Expanded highly active antiretroviral therapy (HAART) coverage is associated with a 50 percent decrease in new yearly HIV infections among injection drug users, a new study has found.

The comprehensive population-based study, conducted by the BC Centre for Excellence in HIV/AIDS (BC-CfE), has been presented at the 17th Conference on Retroviruses and Opportunistic Infections in San Francisco.

These results were temporally related to an outreach effort specifically targeting injection drug users.
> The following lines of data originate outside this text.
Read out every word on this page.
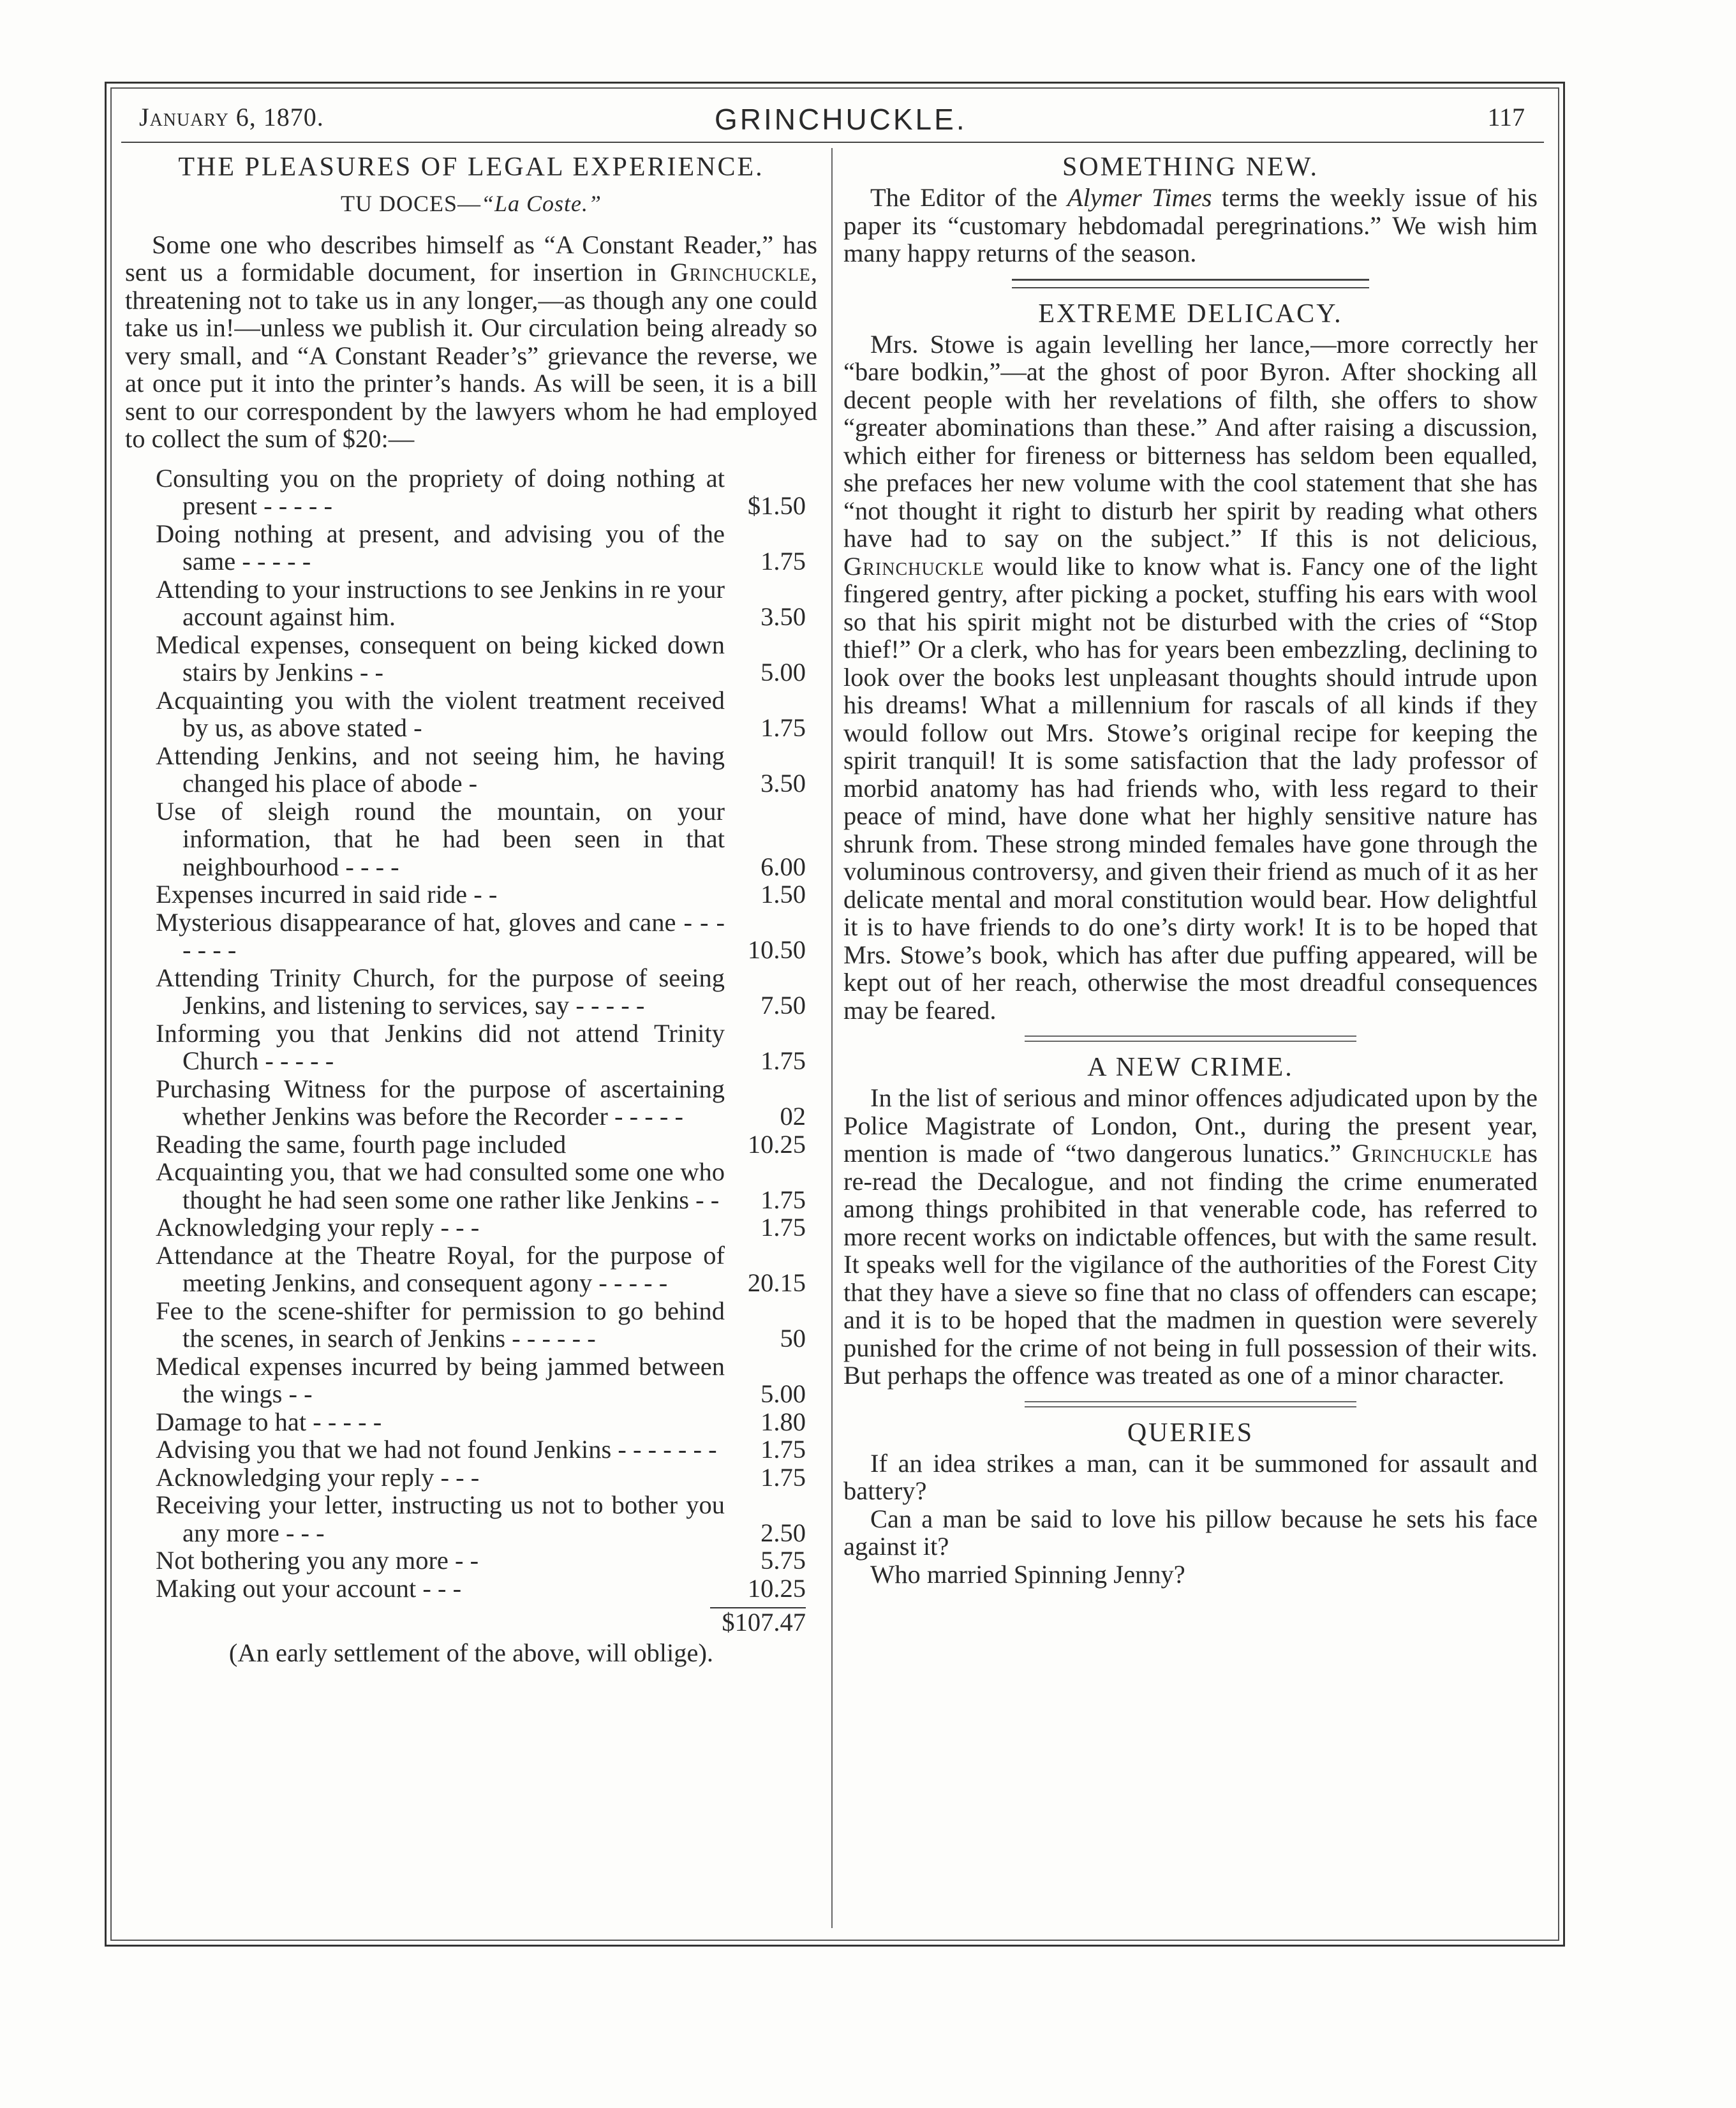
January 6, 1870.	GRINCHUCKLE.	117
THE PLEASURES OF LEGAL EXPERIENCE.
TU DOCES—“La Coste.”

Some one who describes himself as “A Constant Reader,” has sent us a formidable document, for insertion in Grinchuckle, threatening not to take us in any longer,—as though any one could take us in!—unless we publish it. Our circulation being already so very small, and “A Constant Reader’s” grievance the reverse, we at once put it into the printer’s hands. As will be seen, it is a bill sent to our correspondent by the lawyers whom he had employed to collect the sum of $20:—

Consulting you on the propriety of doing nothing at present - - - - -	$1.50
Doing nothing at present, and advising you of the same - - - - -	1.75
Attending to your instructions to see Jenkins in re your account against him.	3.50
Medical expenses, consequent on being kicked down stairs by Jenkins - -	5.00
Acquainting you with the violent treatment received by us, as above stated -	1.75
Attending Jenkins, and not seeing him, he having changed his place of abode -	3.50
Use of sleigh round the mountain, on your information, that he had been seen in that neighbourhood - - - -	6.00
Expenses incurred in said ride - -	1.50
Mysterious disappearance of hat, gloves and cane - - - - - - -	10.50
Attending Trinity Church, for the purpose of seeing Jenkins, and listening to services, say - - - - -	7.50
Informing you that Jenkins did not attend Trinity Church - - - - -	1.75
Purchasing Witness for the purpose of ascertaining whether Jenkins was before the Recorder - - - - -	02
Reading the same, fourth page included	10.25
Acquainting you, that we had consulted some one who thought he had seen some one rather like Jenkins - -	1.75
Acknowledging your reply - - -	1.75
Attendance at the Theatre Royal, for the purpose of meeting Jenkins, and consequent agony - - - - -	20.15
Fee to the scene-shifter for permission to go behind the scenes, in search of Jenkins - - - - - -	50
Medical expenses incurred by being jammed between the wings - -	5.00
Damage to hat - - - - -	1.80
Advising you that we had not found Jenkins - - - - - - -	1.75
Acknowledging your reply - - -	1.75
Receiving your letter, instructing us not to bother you any more - - -	2.50
Not bothering you any more - -	5.75
Making out your account - - -	10.25
$107.47
(An early settlement of the above, will oblige).
SOMETHING NEW.

The Editor of the Alymer Times terms the weekly issue of his paper its “customary hebdomadal peregrinations.” We wish him many happy returns of the season.

EXTREME DELICACY.

Mrs. Stowe is again levelling her lance,—more correctly her “bare bodkin,”—at the ghost of poor Byron. After shocking all decent people with her revelations of filth, she offers to show “greater abominations than these.” And after raising a discussion, which either for fireness or bitterness has seldom been equalled, she prefaces her new volume with the cool statement that she has “not thought it right to disturb her spirit by reading what others have had to say on the subject.” If this is not delicious, Grinchuckle would like to know what is. Fancy one of the light fingered gentry, after picking a pocket, stuffing his ears with wool so that his spirit might not be disturbed with the cries of “Stop thief!” Or a clerk, who has for years been embezzling, declining to look over the books lest unpleasant thoughts should intrude upon his dreams! What a millennium for rascals of all kinds if they would follow out Mrs. Stowe’s original recipe for keeping the spirit tranquil! It is some satisfaction that the lady professor of morbid anatomy has had friends who, with less regard to their peace of mind, have done what her highly sensitive nature has shrunk from. These strong minded females have gone through the voluminous controversy, and given their friend as much of it as her delicate mental and moral constitution would bear. How delightful it is to have friends to do one’s dirty work! It is to be hoped that Mrs. Stowe’s book, which has after due puffing appeared, will be kept out of her reach, otherwise the most dreadful consequences may be feared.

A NEW CRIME.

In the list of serious and minor offences adjudicated upon by the Police Magistrate of London, Ont., during the present year, mention is made of “two dangerous lunatics.” Grinchuckle has re-read the Decalogue, and not finding the crime enumerated among things prohibited in that venerable code, has referred to more recent works on indictable offences, but with the same result. It speaks well for the vigilance of the authorities of the Forest City that they have a sieve so fine that no class of offenders can escape; and it is to be hoped that the madmen in question were severely punished for the crime of not being in full possession of their wits. But perhaps the offence was treated as one of a minor character.

QUERIES

If an idea strikes a man, can it be summoned for assault and battery?

Can a man be said to love his pillow because he sets his face against it?

Who married Spinning Jenny?
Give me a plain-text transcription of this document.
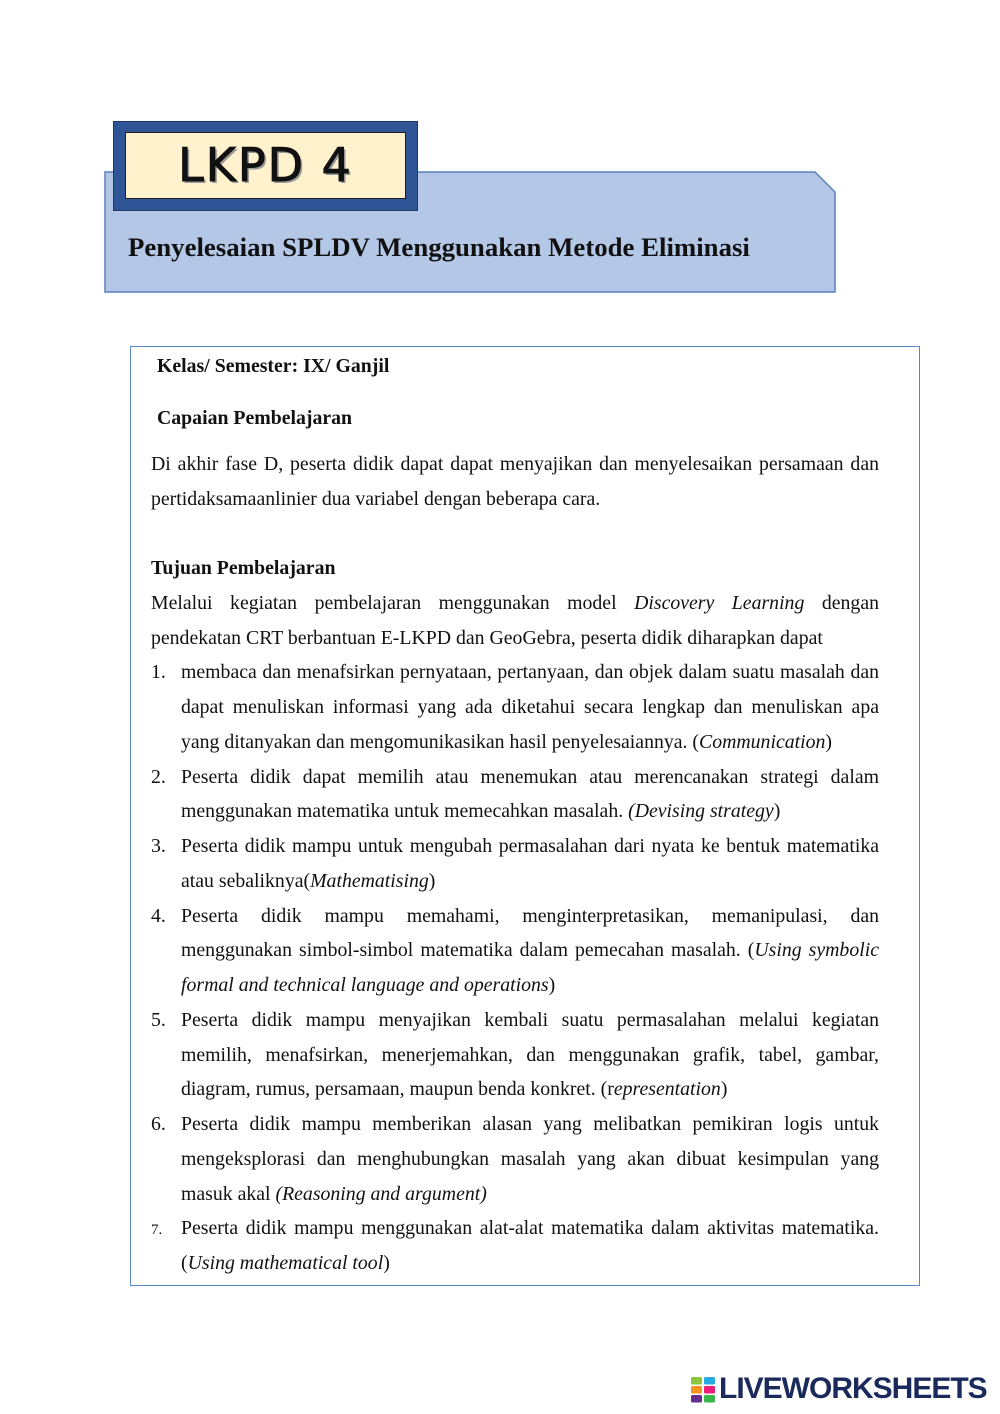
LKPD 4
Penyelesaian SPLDV Menggunakan Metode Eliminasi
Kelas/ Semester: IX/ Ganjil
Capaian Pembelajaran
Di akhir fase D, peserta didik dapat dapat menyajikan dan menyelesaikan persamaan dan
pertidaksamaanlinier dua variabel dengan beberapa cara.
Tujuan Pembelajaran
Melalui kegiatan pembelajaran menggunakan model Discovery Learning dengan
pendekatan CRT berbantuan E-LKPD dan GeoGebra, peserta didik diharapkan dapat
1. membaca dan menafsirkan pernyataan, pertanyaan, dan objek dalam suatu masalah dan
dapat menuliskan informasi yang ada diketahui secara lengkap dan menuliskan apa
yang ditanyakan dan mengomunikasikan hasil penyelesaiannya. (Communication)
2. Peserta didik dapat memilih atau menemukan atau merencanakan strategi dalam
menggunakan matematika untuk memecahkan masalah. (Devising strategy)
3. Peserta didik mampu untuk mengubah permasalahan dari nyata ke bentuk matematika
atau sebaliknya(Mathematising)
4. Peserta didik mampu memahami, menginterpretasikan, memanipulasi, dan
menggunakan simbol-simbol matematika dalam pemecahan masalah. (Using symbolic
formal and technical language and operations)
5. Peserta didik mampu menyajikan kembali suatu permasalahan melalui kegiatan
memilih, menafsirkan, menerjemahkan, dan menggunakan grafik, tabel, gambar,
diagram, rumus, persamaan, maupun benda konkret. (representation)
6. Peserta didik mampu memberikan alasan yang melibatkan pemikiran logis untuk
mengeksplorasi dan menghubungkan masalah yang akan dibuat kesimpulan yang
masuk akal (Reasoning and argument)
7. Peserta didik mampu menggunakan alat-alat matematika dalam aktivitas matematika.
(Using mathematical tool)
LIVEWORKSHEETS
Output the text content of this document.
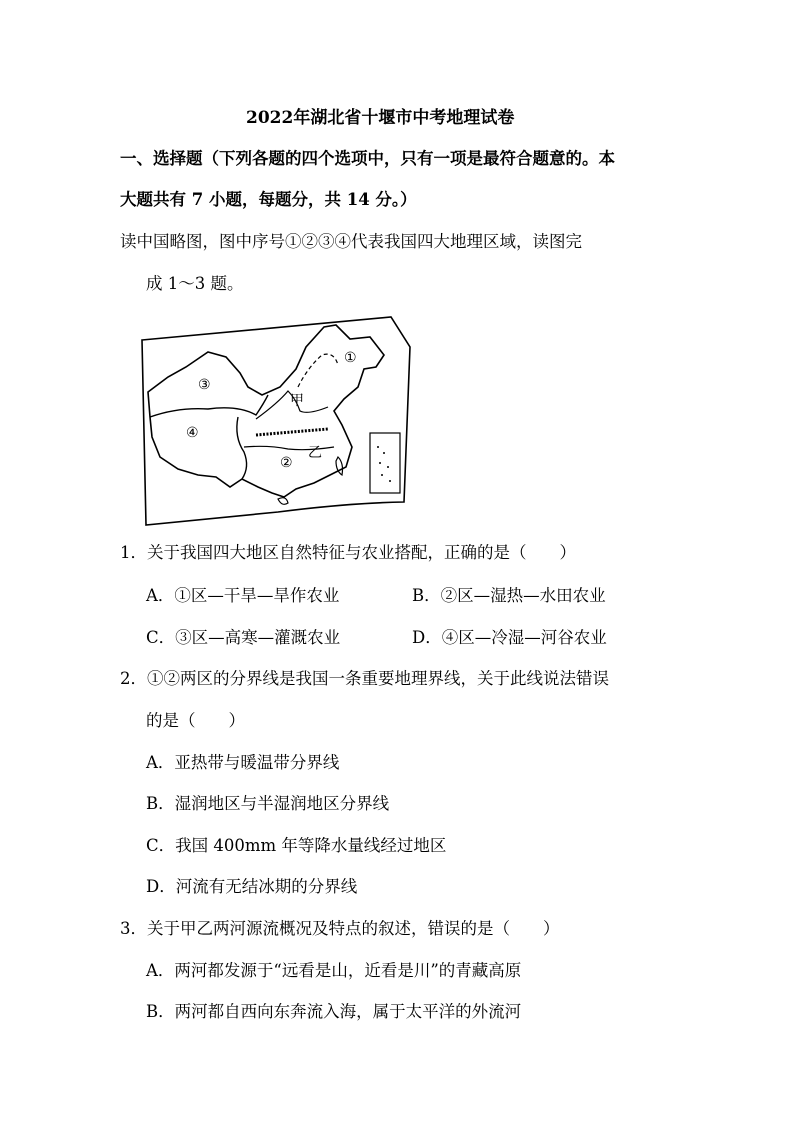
2022年湖北省十堰市中考地理试卷
一、选择题（下列各题的四个选项中，只有一项是最符合题意的。本
大题共有 7 小题，每题分，共 14 分。）
读中国略图，图中序号①②③④代表我国四大地理区域，读图完
成 1～3 题。
①
③
④
②
甲
乙
1．关于我国四大地区自然特征与农业搭配，正确的是（　　）
A．①区—干旱—旱作农业	B．②区—湿热—水田农业
C．③区—高寒—灌溉农业	D．④区—冷湿—河谷农业
2．①②两区的分界线是我国一条重要地理界线，关于此线说法错误
的是（　　）
A．亚热带与暖温带分界线
B．湿润地区与半湿润地区分界线
C．我国 400mm 年等降水量线经过地区
D．河流有无结冰期的分界线
3．关于甲乙两河源流概况及特点的叙述，错误的是（　　）
A．两河都发源于“远看是山，近看是川”的青藏高原
B．两河都自西向东奔流入海，属于太平洋的外流河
In addition, increased HAART coverage was associated with a decrease in the community HIV plasma viral load in British Columbia.

The study results point to the effectiveness of HAART in providing life-supporting benefits to all HIV-infected people, including those in marginalized communities such as injection drug users. A previous BC-CfE study showed that five-year mortality is similar between HIV-infected injection drug users and non-users infected with HIV and treated with HAART. Today's results show that HAART's secondary benefit of HIV prevention will also be realized among drug users.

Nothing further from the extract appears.